En outre, elle reste dans notre ciel toute l’année et durant toute la nuit. Pas étonnant qu’elle ait été un repère dans nos pays.
Cependant, en Gascogne, elle s’appelle lo Carriòt de David [le Chariot de David], lo Car deu cèu [le Chariot du ciel], lo Car triomfau [Le char triomphal], lo Carriòt deus sèt estèus [Le chariot des sept étoiles] ou simplement los Sèt estèus [les Sept étoiles].
Ainsi, on peut l’identifier dans ce poème du Bigourdan Jean-Pierre Pecondom, écrit en 1860, et intitulé Estreos d’et permé d’et an :

Gardatz eras set crabèras
Un lugran escarrabelhat,
Tres hustets e huserèras
Qui van decap ath Vedat;
Sus nos eth car de renversa,
De Noë era senta crotz;
Cèu estelat qui versa
Sus nosauts mila favors
[Regardez les sept chevrières / Une étoile brillante / Les trois coins et les filandières / Qui vont vers le Bedat ; / Sur nous le char retourné / De Noë la sainte croix / Ciel pur étoilé qui verse / Sur nous mille faveurs]. Traduction de Francis Beigbeder.
Vous noterez les constellations Set crabèras, Tres hustets, Huserèras, Eth car, Noë era senta crotz.
Quel est l’origine de la Grande Ourse ?

Si nous n’avons pas d’information sur la Gascogne, nos voisins Catalans en ont une. Et l’ethnologue catalan Joan Amades (1890-1959) nous raconte, dans Costumari Català : La constel·lació de l’Óssa major és coneguda en molts pobles pel Carro.
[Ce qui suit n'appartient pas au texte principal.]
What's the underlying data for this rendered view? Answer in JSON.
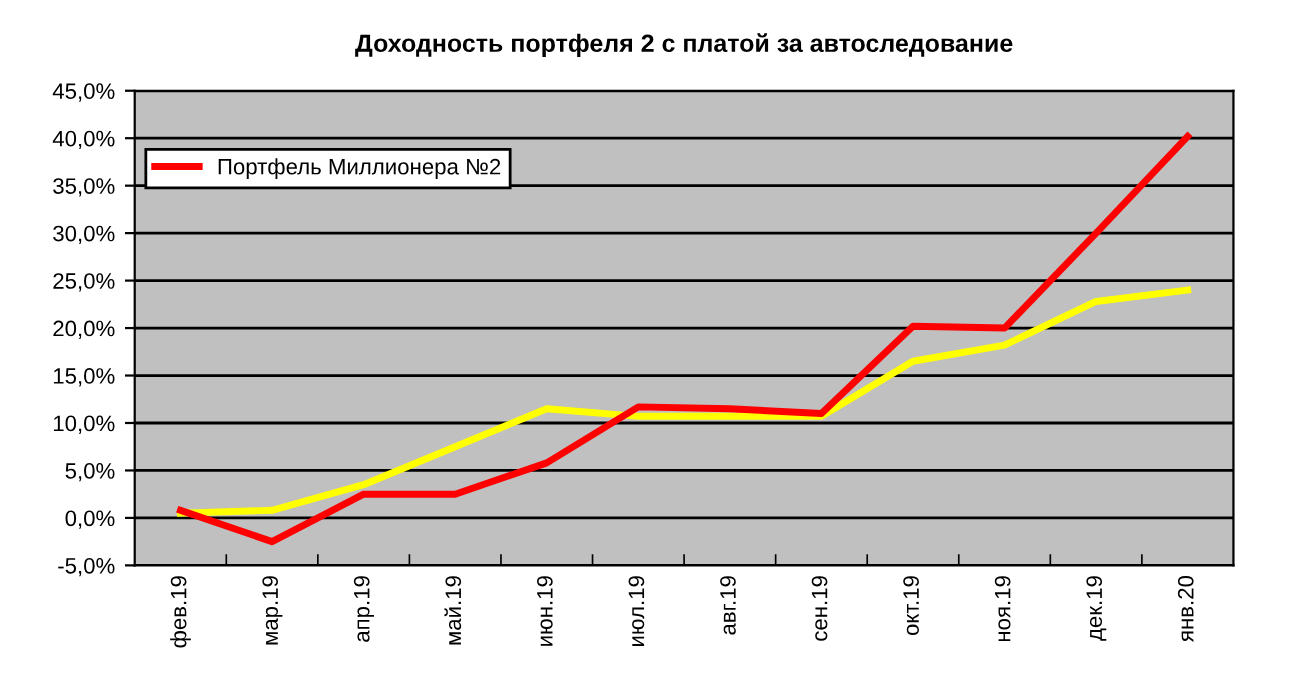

La veu popular diu que el carro del cel va ésser el primer que hi va haver i que, com que va representar un gran avenç per al transport, puix que abans tot s’havia de portar a coll d’homes o a bast d’animals, Nostre Senyor, desitjós que no es perdé- la mena d’aquell nou invent que representava un tan gran descans per a l’home, va fer posar el primer carro dall del cel, perquè sempre més se sabés com era i se’n pogués tornar a fer un altre.
[La constellation de la Grande Ourse est connue dans plusieurs villes sous le nom de Char. La légende raconte que le Char du Ciel était le premier qui exista et que, compte tenu du grand progrès qu’il représentait pour le transport, puisque, auparavant, il fallait tout transporter à dos d’homme ou a dos d’animal, Notre Seigneur, voulant que cette invention qui évitait à l’homme tant de fatigue ne se perde pas, a mis le premier char dans le ciel pour l’on sache toujours comment s’y prendre pour en faire un autre.]
Lo Car deu rei David

Quant à Jean-François Bladé (1827-1900), il rapporte dans ses Contes de Gascogne, cette légende intitulée « Le Char du roi David », donc une légende de la Grande Ourse, et dictée par Pauline Lacaze, originaire de Panassac (Gers) : La nuit, quand il fait beau temps, vous voyez, du côté de la bise [nord], sept grandes étoiles et une petite, assemblées en forme de char. C’est le Char du roi David, qui commandait, il y a bien longtemps, dans le pays où devait naitre le Bon Dieu. Le roi David était un homme juste comme l’or, terrible comme l’orage. Voilà pourquoi le Bon Dieu le prit au ciel, quand il fut mort, et plaça son char où vous le voyez.
Lo car e los bueus [Le char et les bœufs]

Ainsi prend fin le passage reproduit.